The Inner Boundaries of Emotion

Here  No matter how close we are physically or psychologically to someone, we have our own sense of what we feel and think. Our loved ones cannot feel what we feel, nor can we feel for them. Nor are we responsible for their feelings and what they choose to do with them.

This seems to surprise many of my clients when the subject comes up in our sessions. Who can blame them for the confusion when we’ve grown up with phrases like, “Two hearts become one”, or “Separate now whole”? We can buy necklaces with two halves of a heart that snap together to make a whole heart. Even in parenting, we tend to forget that this child we conceived and raised is actually a separate human being who’ll have his or her own worldview that might not reflect our own.

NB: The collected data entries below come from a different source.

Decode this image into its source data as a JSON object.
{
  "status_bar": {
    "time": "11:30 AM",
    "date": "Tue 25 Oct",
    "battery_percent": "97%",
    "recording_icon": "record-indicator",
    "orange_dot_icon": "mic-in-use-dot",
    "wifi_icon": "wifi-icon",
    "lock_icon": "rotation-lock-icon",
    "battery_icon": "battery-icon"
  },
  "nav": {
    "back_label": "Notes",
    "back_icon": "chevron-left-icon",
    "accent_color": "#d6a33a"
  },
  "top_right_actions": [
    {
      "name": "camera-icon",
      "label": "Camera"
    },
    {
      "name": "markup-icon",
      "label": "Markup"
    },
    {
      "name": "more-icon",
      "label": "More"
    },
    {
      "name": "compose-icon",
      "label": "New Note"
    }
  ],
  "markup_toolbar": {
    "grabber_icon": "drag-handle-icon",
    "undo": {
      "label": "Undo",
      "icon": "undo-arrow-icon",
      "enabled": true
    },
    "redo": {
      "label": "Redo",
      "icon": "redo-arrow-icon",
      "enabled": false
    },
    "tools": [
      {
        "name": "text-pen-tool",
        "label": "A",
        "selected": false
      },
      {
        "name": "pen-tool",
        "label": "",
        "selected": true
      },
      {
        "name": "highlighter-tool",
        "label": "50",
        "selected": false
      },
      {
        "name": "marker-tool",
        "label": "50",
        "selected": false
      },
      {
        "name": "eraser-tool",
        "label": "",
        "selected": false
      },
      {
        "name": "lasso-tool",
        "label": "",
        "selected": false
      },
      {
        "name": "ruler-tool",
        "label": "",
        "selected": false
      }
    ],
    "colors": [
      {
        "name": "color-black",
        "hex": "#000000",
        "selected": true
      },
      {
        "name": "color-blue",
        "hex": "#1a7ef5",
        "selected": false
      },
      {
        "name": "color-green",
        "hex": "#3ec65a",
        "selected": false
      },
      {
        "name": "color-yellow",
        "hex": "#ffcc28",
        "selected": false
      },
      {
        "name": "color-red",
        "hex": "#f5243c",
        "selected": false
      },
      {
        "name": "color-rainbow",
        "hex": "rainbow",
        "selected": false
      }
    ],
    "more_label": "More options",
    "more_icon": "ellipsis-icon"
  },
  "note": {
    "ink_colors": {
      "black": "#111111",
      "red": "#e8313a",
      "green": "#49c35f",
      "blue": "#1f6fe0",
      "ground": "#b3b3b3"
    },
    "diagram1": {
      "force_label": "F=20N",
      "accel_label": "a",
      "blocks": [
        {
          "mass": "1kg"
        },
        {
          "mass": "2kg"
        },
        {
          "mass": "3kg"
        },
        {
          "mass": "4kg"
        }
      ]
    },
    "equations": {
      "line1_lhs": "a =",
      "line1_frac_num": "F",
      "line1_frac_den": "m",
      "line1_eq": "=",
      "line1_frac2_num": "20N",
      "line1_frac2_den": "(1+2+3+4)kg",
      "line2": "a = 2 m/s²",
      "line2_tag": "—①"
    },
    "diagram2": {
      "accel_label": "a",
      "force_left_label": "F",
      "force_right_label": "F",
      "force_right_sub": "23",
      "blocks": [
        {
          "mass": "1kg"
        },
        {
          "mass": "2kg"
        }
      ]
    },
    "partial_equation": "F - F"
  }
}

When we try to be “one person” in relationships, we’re decimating our wholeness. When we give up our beliefs, pleasures, emotions, likes and even dislikes to fit like a puzzle piece into another’s world, we don’t make us or the relationship stronger – we actually weaken it. When our children express an opinion that’s different from ours, this does not mean they’re rejecting us as people. We don’t have to hand over our identity to please someone and we don’t have to diminish another’s inner world to keep them close to us.

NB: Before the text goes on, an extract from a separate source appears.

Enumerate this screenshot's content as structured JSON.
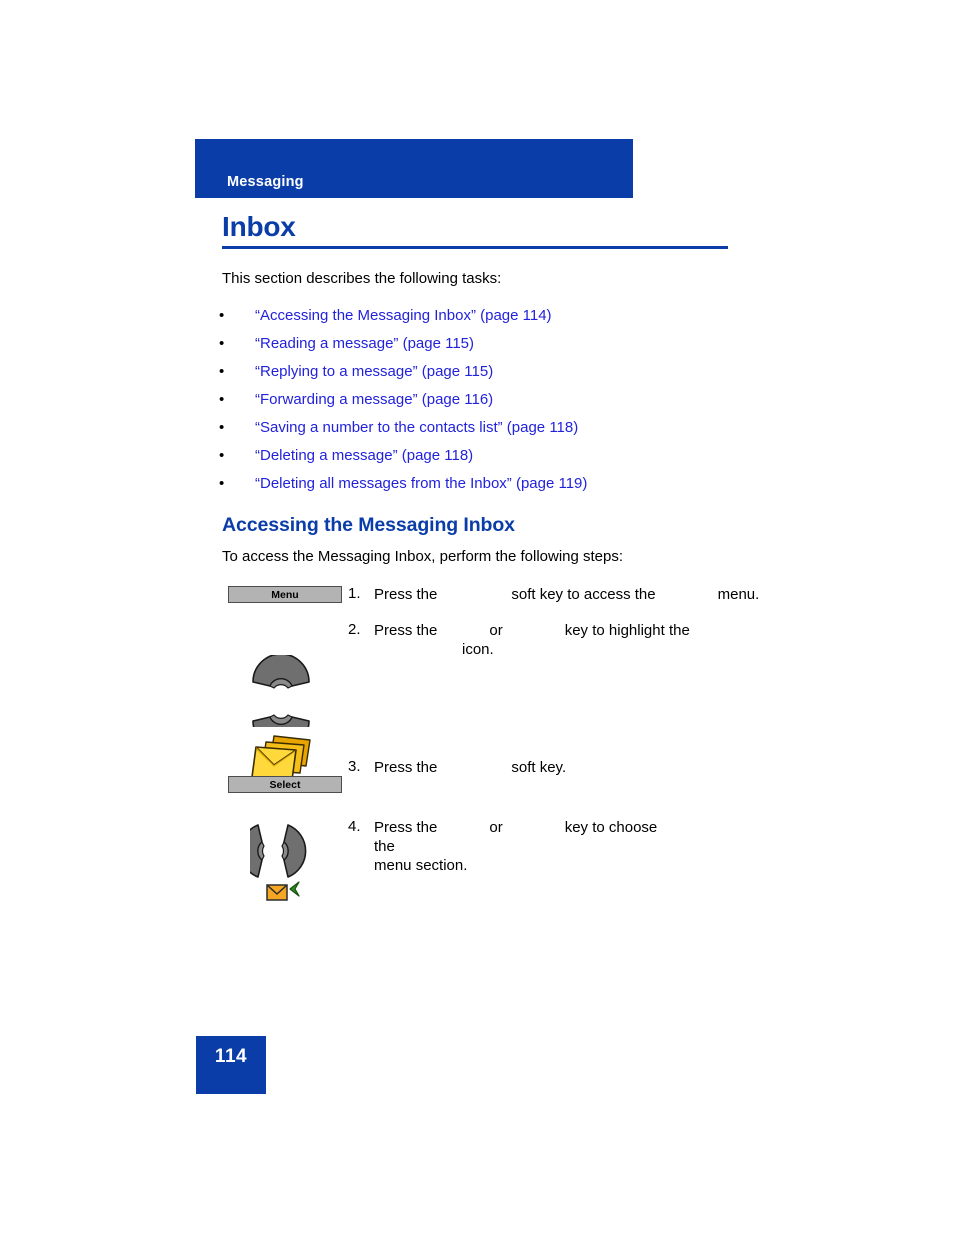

It’s our wholeness that creates true intimacy. It’s the engagement of sharing our own reality with another that’s fulfilling. It’s being present to understanding another’s reality that bonds people. Sharing what you feel and listening to what your loved one feels takes effort, intention and time. In order to be present for another, we must want to be present. This very act of slowing down validates your loved one. When we’re listening without judgment and without forcing our own views into the moment, what we’re saying through our actions is “You’re important to me”.

This simple process of being present and listening to another is true intimacy.